Let $P_0$ $=(1,1)$, $P_1 = (1,7)$ and $P_2=(7,1)$.

What values do you use (and where)?

How do you calculate the Bezier Curve for these points?

Answer 1

You can use standard operations on points in natural ways.

Adding (or subtracting) two points: $P_1+P_2$ = $(x_1+x_2,\ y_1+y_2)$

Multiplying (or dividing) a point by a number: $P_1k=(x_1k,\ y_1k)$.

The Bézier curve uses only the standard numerical operators and these two additional abilities.

---

an example, using your data.

$$C(t) = (P_0-2P_1+P_2)t^2+(-2P_0+2P_1)t+P_0 \quad t\in[0,1]$$

$$C(t) = ((1,1) - 2(1,7) + (7,1))t^2 + (-2(1,1)+2(1,7))t+(1,1)$$

Applying multiplication:

$$C(t) = ((1,1) - (2,14) + (7,1))t^2 + ((-2,-2)+(2,14))t+(1,1)$$

And addition:

$$C(t) = (6,-12)t^2+(0,12)t+(1,1)$$

then we can handle it by components by multiplying and adding some more:

$$C(t) = (6t^2+1, -12t^2+12t+1)$$

Usually you won't see it shown this way, though: The operations described above are considered already natural and straightforward.

Answer 2

Generally, the formula should read (for your special case, the quadratic, $m=2)$

$C(t) = \sum _{i=0}^m\left(\begin{matrix}m\\i\end{matrix}\right)P_i(1-t)^it^{m-i}$

In a 2-dimensional environment, with control points $(x_i\mid y_i)\qquad i=\{0,1,2\},$
$m=2.$

You would need TWO instances of the formula: one for each dimension. The first instance would utilize the $x$
parts of your given control points in place of the Ps. The second instance would utilize the $y$
parts. For each value of $t,$
the two values yielded by these TWO instances would constitute the two coördinates for each point of your desired Bézier curve. Clear, I hope?

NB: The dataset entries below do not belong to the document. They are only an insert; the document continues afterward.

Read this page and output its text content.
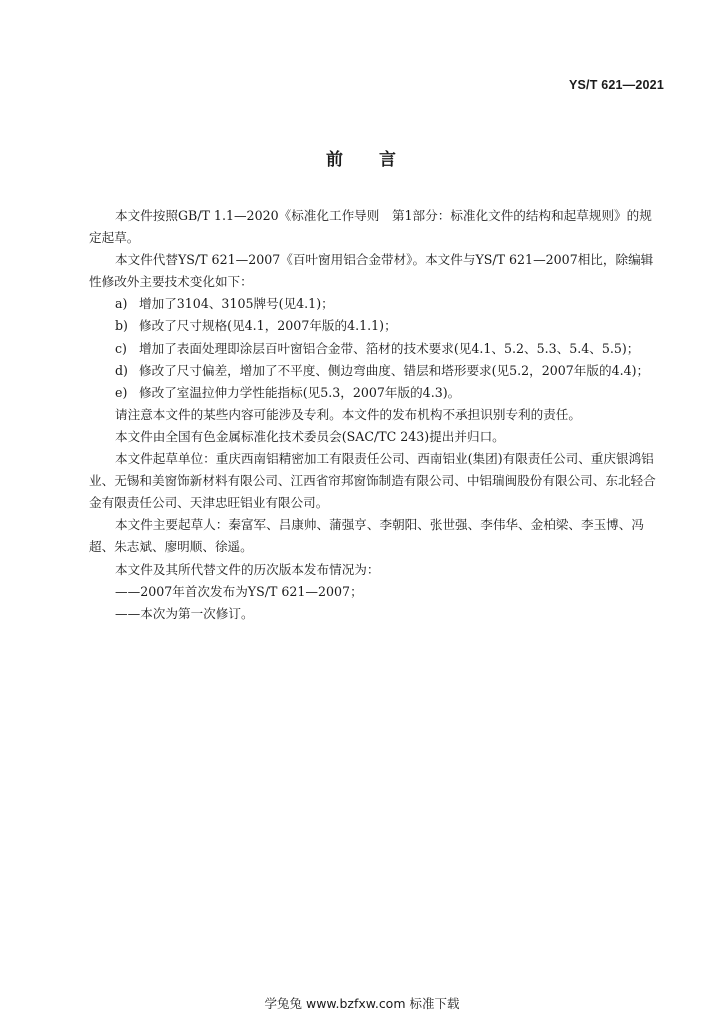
YS/T 621—2021
前 言

本文件按照GB/T 1.1—2020《标准化工作导则　第1部分：标准化文件的结构和起草规则》的规定起草。

本文件代替YS/T 621—2007《百叶窗用铝合金带材》。本文件与YS/T 621—2007相比，除编辑性修改外主要技术变化如下：

a) 增加了3104、3105牌号(见4.1)；

b) 修改了尺寸规格(见4.1，2007年版的4.1.1)；

c) 增加了表面处理即涂层百叶窗铝合金带、箔材的技术要求(见4.1、5.2、5.3、5.4、5.5)；

d) 修改了尺寸偏差，增加了不平度、侧边弯曲度、错层和塔形要求(见5.2，2007年版的4.4)；

e) 修改了室温拉伸力学性能指标(见5.3，2007年版的4.3)。

请注意本文件的某些内容可能涉及专利。本文件的发布机构不承担识别专利的责任。

本文件由全国有色金属标准化技术委员会(SAC/TC 243)提出并归口。

本文件起草单位：重庆西南铝精密加工有限责任公司、西南铝业(集团)有限责任公司、重庆银鸿铝业、无锡和美窗饰新材料有限公司、江西省帘邦窗饰制造有限公司、中铝瑞闽股份有限公司、东北轻合金有限责任公司、天津忠旺铝业有限公司。

本文件主要起草人：秦富军、吕康帅、蒲强亨、李朝阳、张世强、李伟华、金柏梁、李玉博、冯超、朱志斌、廖明顺、徐遥。

本文件及其所代替文件的历次版本发布情况为：

——2007年首次发布为YS/T 621—2007；

——本次为第一次修订。

学兔兔 www.bzfxw.com 标准下载
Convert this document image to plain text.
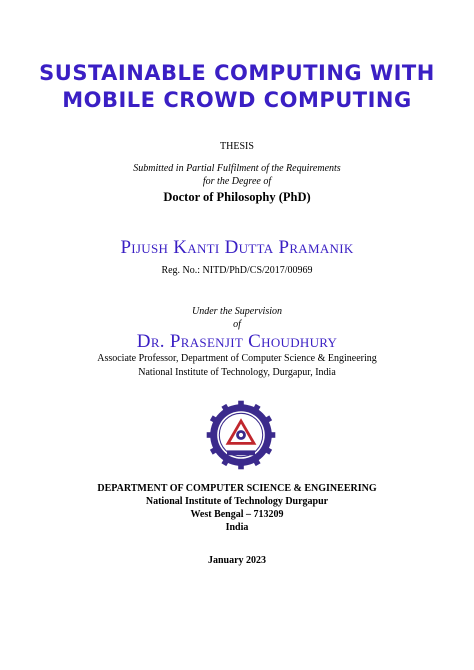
SUSTAINABLE COMPUTING WITH
MOBILE CROWD COMPUTING
THESIS
Submitted in Partial Fulfilment of the Requirements
for the Degree of
Doctor of Philosophy (PhD)
Pijush Kanti Dutta Pramanik
Reg. No.: NITD/PhD/CS/2017/00969
Under the Supervision
of
Dr. Prasenjit Choudhury
Associate Professor, Department of Computer Science & Engineering
National Institute of Technology, Durgapur, India
DEPARTMENT OF COMPUTER SCIENCE & ENGINEERING
National Institute of Technology Durgapur
West Bengal – 713209
India
January 2023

For your example we need two coördinates for each of your given points. I have assigned each coördinate a name, as follows:
\begin{array}{c|ccc} \text{point}&x&y\\ \hline P_0&P_{0,x}&P_{0,y}\\ P_1&P_{1,x}&P_{1,y}\\ P_2&P_{2,x}&P_{2,y} \end{array}

For each value of t, the corresponding point of your desired curve is $(x_t\mid y_t),\quad$ where
$x_t=P_{0,x}(1-t)^2+2P_{1,x}(1-t)t+P_{2,x}t^2$
$y_t=P_{0,y}(1-t)^2+2P_{1,y}(1-t)t+P_{2,y}t^2$